The second rule is not to turn yoga into a competition. The purpose of such practice is self-improvement, including enhancing the level of empathy. In other words, it’s not supposed to be: “Wow, I did this faster than anyone else! I’m super flexible!” but rather “Hey! I did it! And now I’m going to show some support to the person next to me, and I’m going to be happy for someone other than myself”.
How Long Does It Take for Yoga to Get Easier?
The exact answer to how quickly you can get your first results depends on your initial level of physical and psychological fitness. On average, you will need:
- 3 to 8 weeks of regular practice to notice lasting changes in flexibility, stamina, and balance;
- 20-25 minutes per session (at least) for beginners, 4 sessions per week, with gradually increasing to 1.5 hours per session;
- 10,000 hours of intensive practice to reach the “advanced” level of yoga.
That is, beginners will need about 16 sessions to feel confident. It also depends on what style of yoga you choose. If you start with Power Yoga and later add “softer” yoga styles like Anahata or Kundalini, make sure that you consider each of the styles individually.
Assume you do “gentle” yoga every day, plus, practice power yoga or AntiGravity 3-4 times a week. In this case, you are more likely to succeed as you are combining “soft” yoga with intense workouts every week. This way, yoga will gradually become your everyday habit and cease to be perceived as stress by your body.
Tips for Beginners to Help Overcome the Feeling That Yoga Is Hard
The most important thing to do for a beginner is to find a way to get rid of the fear. For this, you need to collect as much information as possible to feel confident. Also, learn to motivate yourself to practice regularly and get everything you need to exercise.
Basic recommendations for starters:
- Start practicing in a group of people with an experienced yoga teacher. Even if you’re planning to include yoga in your list of home workouts in the future, it’s best to start with a professional who will help determine your physical fitness level and recommend the most suitable yoga style and training intensity for you;
- Sign up for a group for beginners. Even if you’re in a good shape, you will still need to get useful information and instructions on proper breathing/holding poses, which are not available in more “advanced” groups.
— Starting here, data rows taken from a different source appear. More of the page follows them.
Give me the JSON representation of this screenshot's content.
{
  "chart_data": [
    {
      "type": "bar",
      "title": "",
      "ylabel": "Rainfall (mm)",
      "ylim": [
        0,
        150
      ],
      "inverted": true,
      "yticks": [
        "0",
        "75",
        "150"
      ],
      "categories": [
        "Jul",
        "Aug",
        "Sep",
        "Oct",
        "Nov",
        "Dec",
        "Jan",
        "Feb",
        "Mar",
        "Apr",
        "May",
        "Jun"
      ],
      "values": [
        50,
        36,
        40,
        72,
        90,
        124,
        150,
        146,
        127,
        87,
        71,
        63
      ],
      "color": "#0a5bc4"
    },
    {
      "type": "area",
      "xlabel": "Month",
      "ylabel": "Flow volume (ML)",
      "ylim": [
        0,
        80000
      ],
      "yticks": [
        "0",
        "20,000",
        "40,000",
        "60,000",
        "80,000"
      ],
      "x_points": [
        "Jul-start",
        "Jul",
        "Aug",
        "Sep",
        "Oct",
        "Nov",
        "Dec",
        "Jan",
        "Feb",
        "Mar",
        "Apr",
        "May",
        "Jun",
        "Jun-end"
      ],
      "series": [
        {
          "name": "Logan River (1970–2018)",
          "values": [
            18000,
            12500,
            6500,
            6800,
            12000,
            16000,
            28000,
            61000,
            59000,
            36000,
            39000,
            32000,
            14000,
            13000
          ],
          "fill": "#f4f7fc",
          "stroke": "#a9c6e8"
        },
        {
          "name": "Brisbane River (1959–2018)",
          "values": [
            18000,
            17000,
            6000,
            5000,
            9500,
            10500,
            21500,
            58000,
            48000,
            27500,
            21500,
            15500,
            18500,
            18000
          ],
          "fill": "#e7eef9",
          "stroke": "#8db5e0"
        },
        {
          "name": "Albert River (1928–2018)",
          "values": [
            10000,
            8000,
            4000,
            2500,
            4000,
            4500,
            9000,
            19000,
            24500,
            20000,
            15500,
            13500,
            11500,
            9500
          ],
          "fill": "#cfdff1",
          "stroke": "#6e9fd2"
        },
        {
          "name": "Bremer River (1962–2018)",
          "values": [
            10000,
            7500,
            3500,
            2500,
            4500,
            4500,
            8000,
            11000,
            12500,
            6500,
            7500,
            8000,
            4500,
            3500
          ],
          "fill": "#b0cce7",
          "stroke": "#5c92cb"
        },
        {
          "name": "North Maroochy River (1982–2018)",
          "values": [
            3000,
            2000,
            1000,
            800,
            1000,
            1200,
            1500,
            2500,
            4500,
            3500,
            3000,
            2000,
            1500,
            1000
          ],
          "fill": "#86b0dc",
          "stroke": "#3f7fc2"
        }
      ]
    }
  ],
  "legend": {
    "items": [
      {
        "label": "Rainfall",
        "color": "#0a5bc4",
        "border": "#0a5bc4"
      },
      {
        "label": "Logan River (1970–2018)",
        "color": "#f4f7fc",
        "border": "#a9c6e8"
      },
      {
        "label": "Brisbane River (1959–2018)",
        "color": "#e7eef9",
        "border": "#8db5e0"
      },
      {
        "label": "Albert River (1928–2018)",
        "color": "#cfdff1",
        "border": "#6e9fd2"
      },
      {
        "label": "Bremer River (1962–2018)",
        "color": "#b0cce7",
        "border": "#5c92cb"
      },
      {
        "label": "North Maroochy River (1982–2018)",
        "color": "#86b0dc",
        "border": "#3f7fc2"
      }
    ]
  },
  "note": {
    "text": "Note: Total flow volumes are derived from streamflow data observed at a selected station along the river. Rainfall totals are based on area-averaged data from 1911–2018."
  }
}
This will also reduce the risk of injury, and you will quickly get your desired results;
- Do not rush to the next level. Yoga is not a sprint. It might take a little longer to master each pose so you can enjoy new sensations, remain calm, relaxed, aware, and in tune with yourself;
- Don’t be afraid to try other yoga styles to find the perfect one for you. If there are several yoga studios in your city, you can compare each of them and choose the most suitable style. In addition, you have the opportunity to compare the style of each studio and choose the one that inspires the utmost confidence in you;
- Be sure to let your teacher know about any difficulties you may face. This will help your teacher train you and provide useful recommendations. After all, only in this case, your teacher will know which poses are too difficult/easy for you and adjust your training program accordingly;
- Make yoga a habit. Even if you initially practice 1-2 times a week, it should become an enjoyable ritual for you. After all, this is all about self-development, which means yoga and preparations should become part of your daily routine.
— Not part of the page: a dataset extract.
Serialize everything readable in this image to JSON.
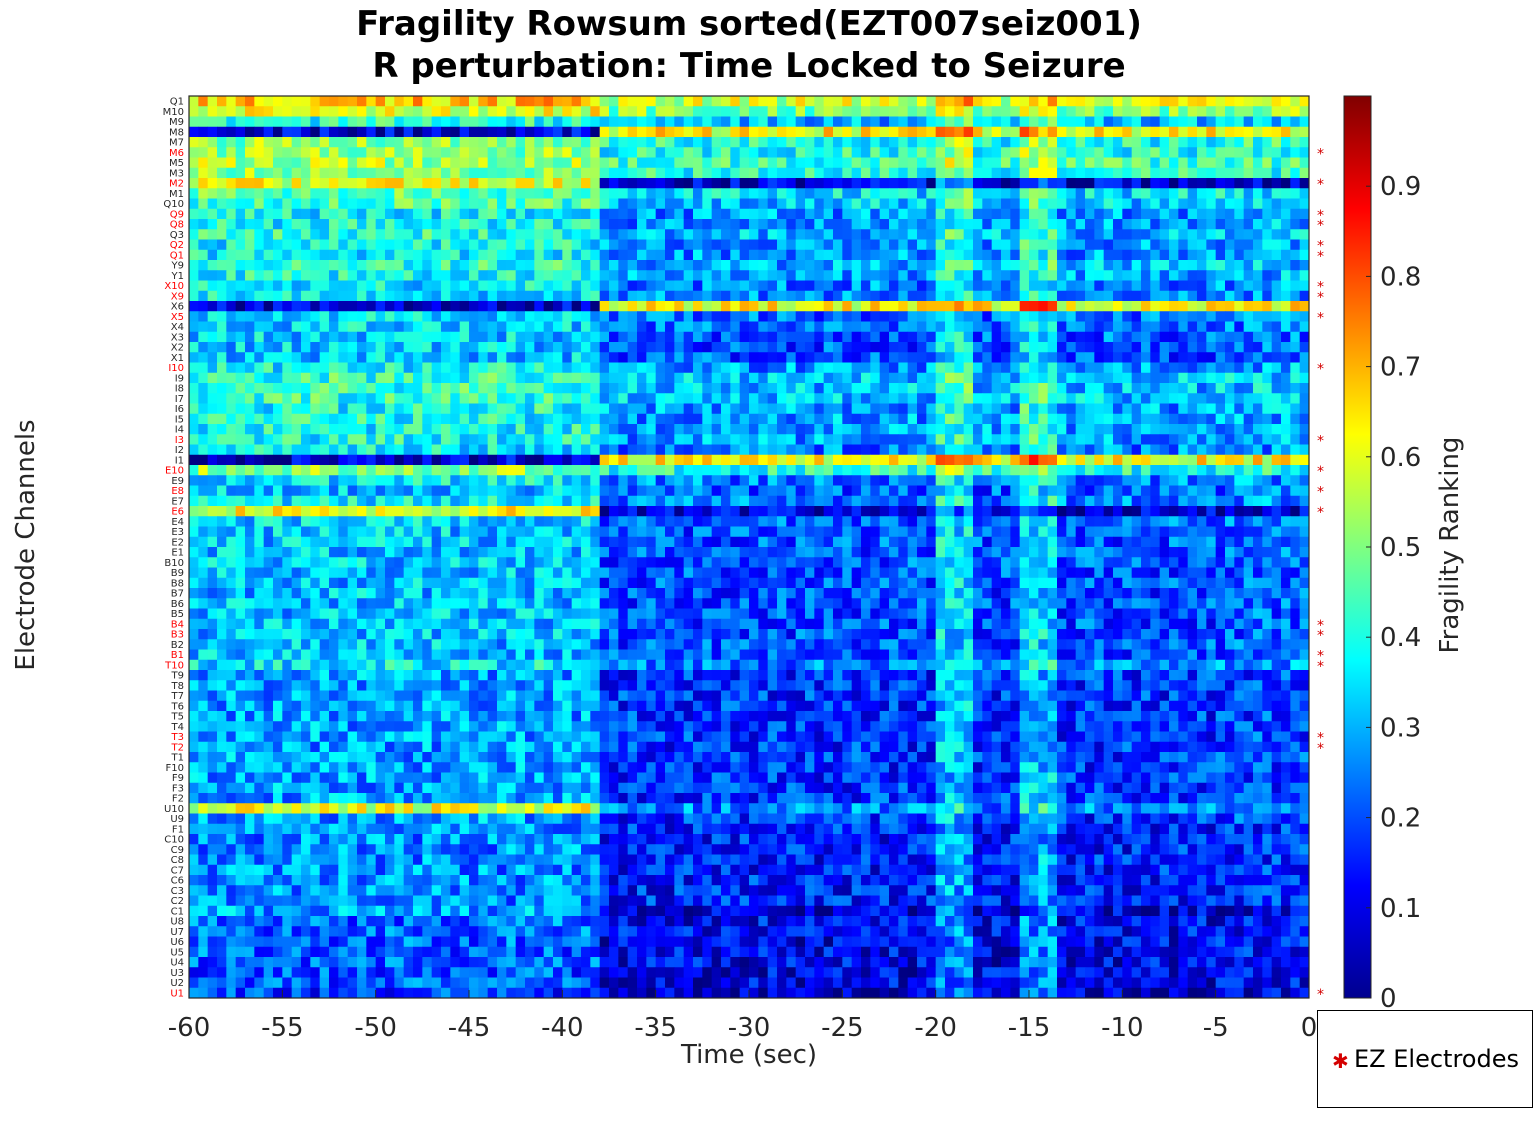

Be patient and pay maximum attention to the very process of yoga practice. Only then will you be able to truly enjoy your yoga sessions.
Conclusion
There are two main mistakes that beginners often make when practicing yoga:
- Yoga seems too difficult and intimidating;
- Yoga seems deceptively easy, especially if you’re good at stretching.
To avoid disappointment in yoga classes, in both cases, it’s a good idea to collect as much information as possible and start with the easiest poses.